Suara.com - Guberur DKI Jakarta Basuki Tjahaja Purnama (Ahok) dinilai salah lantaran mengirimkan draf RAPBD Jakarta 2015 ke Kemendagri yang tidak sesuai kesepakatan dengan DPRD DKI Jakarta.
Hal itu dikatakan pengamat ekonomi dan kebijakan publik Ichsanudin Noord dalam diskusi yang digelar di Cikini, Jakarta, Sabtu (7/3/2015). Dia menilai langkah Ahok bukan malah menyelesaikan anggaran melainkan menimbulkan polemik.
"Kalau saya jadi Ahok saya tidak akan melanjutkannya ke Kemendagri. Saya akan bahas bersama dengan DPRD terlebih dahulu," ujar Ichsanudin.
Ahok juga dinilai gagal, lantaran tidak dapat membangun komunikasi politik yang baik dengan DPRD Jakarta.
"Seharusnya Ahok duduk bareng bersama DPRD dan SKPD bahas secara tuntas. Nah cara ini bisa disebut sebagai sebuah cara mendayagunakan wewenang secara efektif," jelas dia.
Menurut Ichsanudin, ketimbang berkonflik terus dengan DPRD, Ahok disarankan melakukan audit untuk mendeteksi siapa yang mengusulkan dana siluman itu yang selama ini digembor-gemborkan oleh Ahok.
"Audit saja secara manajemen. Siapa sesungguhnya yang melakukan ini? Apakah SKPD atau karena ada titipan dewan? Atau kerjasama DPRD dengan SKPD? Auditlah melalui BPK," terangnya.
"Yang jadi pertanyaan, kenapa Ahok mengambil keputusan sendiri dengan mengajukan yang belum disetujui. Ini kan menabrak UU seperti kata Haji Lulung, ya memang begitu," tambah Ichsanudin lagi.

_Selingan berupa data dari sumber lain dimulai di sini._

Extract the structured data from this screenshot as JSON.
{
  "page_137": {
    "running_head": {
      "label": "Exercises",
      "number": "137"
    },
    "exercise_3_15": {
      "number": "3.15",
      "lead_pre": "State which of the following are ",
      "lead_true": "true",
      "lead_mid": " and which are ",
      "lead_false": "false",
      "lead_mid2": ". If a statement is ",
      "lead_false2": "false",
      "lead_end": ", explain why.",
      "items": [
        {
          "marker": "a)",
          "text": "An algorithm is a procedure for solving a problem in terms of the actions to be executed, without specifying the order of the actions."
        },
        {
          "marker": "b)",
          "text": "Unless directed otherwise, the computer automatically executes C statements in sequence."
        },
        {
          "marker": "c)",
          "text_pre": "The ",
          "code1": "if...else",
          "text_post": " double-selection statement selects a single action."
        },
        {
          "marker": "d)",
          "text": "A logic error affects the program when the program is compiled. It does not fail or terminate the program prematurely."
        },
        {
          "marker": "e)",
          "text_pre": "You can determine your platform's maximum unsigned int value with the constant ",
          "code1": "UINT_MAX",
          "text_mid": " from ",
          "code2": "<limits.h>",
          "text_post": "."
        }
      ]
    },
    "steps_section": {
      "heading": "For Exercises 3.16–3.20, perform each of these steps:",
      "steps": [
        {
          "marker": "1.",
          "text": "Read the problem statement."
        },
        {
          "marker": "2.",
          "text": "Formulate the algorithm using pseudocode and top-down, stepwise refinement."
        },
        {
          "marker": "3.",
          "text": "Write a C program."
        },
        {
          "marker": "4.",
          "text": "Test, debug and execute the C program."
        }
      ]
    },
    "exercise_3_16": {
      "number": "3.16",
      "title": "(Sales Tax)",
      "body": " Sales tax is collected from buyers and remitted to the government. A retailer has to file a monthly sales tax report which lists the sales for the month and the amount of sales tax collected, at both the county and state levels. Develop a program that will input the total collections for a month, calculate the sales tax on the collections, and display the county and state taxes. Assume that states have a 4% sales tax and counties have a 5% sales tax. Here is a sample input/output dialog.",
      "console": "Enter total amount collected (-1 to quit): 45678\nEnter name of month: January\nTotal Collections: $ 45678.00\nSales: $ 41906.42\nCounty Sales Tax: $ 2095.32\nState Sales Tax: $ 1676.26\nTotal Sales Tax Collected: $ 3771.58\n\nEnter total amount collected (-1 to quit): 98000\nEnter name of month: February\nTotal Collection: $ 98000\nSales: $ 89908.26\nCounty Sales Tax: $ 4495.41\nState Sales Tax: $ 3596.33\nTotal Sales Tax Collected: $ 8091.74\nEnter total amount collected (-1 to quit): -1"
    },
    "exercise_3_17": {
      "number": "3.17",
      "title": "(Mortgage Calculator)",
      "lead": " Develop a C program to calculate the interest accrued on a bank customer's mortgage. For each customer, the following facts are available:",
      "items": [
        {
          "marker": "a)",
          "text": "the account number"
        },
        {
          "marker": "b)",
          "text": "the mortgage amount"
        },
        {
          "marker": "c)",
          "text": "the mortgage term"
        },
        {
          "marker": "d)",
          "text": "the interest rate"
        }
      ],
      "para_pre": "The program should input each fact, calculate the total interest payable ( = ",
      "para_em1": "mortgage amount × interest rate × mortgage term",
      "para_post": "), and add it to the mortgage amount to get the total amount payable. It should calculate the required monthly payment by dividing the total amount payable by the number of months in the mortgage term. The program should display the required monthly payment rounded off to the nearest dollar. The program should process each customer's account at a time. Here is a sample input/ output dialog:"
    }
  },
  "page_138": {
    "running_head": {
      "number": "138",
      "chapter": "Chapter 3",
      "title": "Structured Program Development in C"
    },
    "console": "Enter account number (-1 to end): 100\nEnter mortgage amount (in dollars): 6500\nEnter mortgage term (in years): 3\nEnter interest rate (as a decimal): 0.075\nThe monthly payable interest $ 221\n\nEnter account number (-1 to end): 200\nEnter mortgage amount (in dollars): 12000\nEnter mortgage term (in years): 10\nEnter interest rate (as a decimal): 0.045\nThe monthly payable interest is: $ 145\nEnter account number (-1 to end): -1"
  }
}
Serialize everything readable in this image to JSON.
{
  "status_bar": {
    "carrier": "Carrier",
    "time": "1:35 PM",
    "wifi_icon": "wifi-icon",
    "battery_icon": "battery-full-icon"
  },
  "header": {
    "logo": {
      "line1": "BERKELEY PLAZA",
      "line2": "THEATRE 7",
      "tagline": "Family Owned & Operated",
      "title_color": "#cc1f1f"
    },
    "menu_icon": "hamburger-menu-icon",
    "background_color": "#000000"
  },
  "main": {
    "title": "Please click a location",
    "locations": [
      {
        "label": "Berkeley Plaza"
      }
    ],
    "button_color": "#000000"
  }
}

Kisruh antara Ahok dan DPRD dipicu oleh temuan dugaan dana siluman di APBD 2015 dengan total Rp12,1 triliun. Ahok telah temuan di APBD 2015 dan temuan di APBD tahun 2014 ke Komisi Pemberantasan Korupsi.
Untuk diketahui, kekisruhan itu muncul karena Ahok menuding adanya dana siluman dalam draf APBD Jakarta 2015.
Ahok tak mengajukan draf yang telah disahkan DPRD ke Kementerian Dalam Negeri, tapi mengirimkan draf rancangan APBD versi pemerintah dengan sistem e-budgeting ke kementerian yang berujung hak angket dari DPRD Jakarta.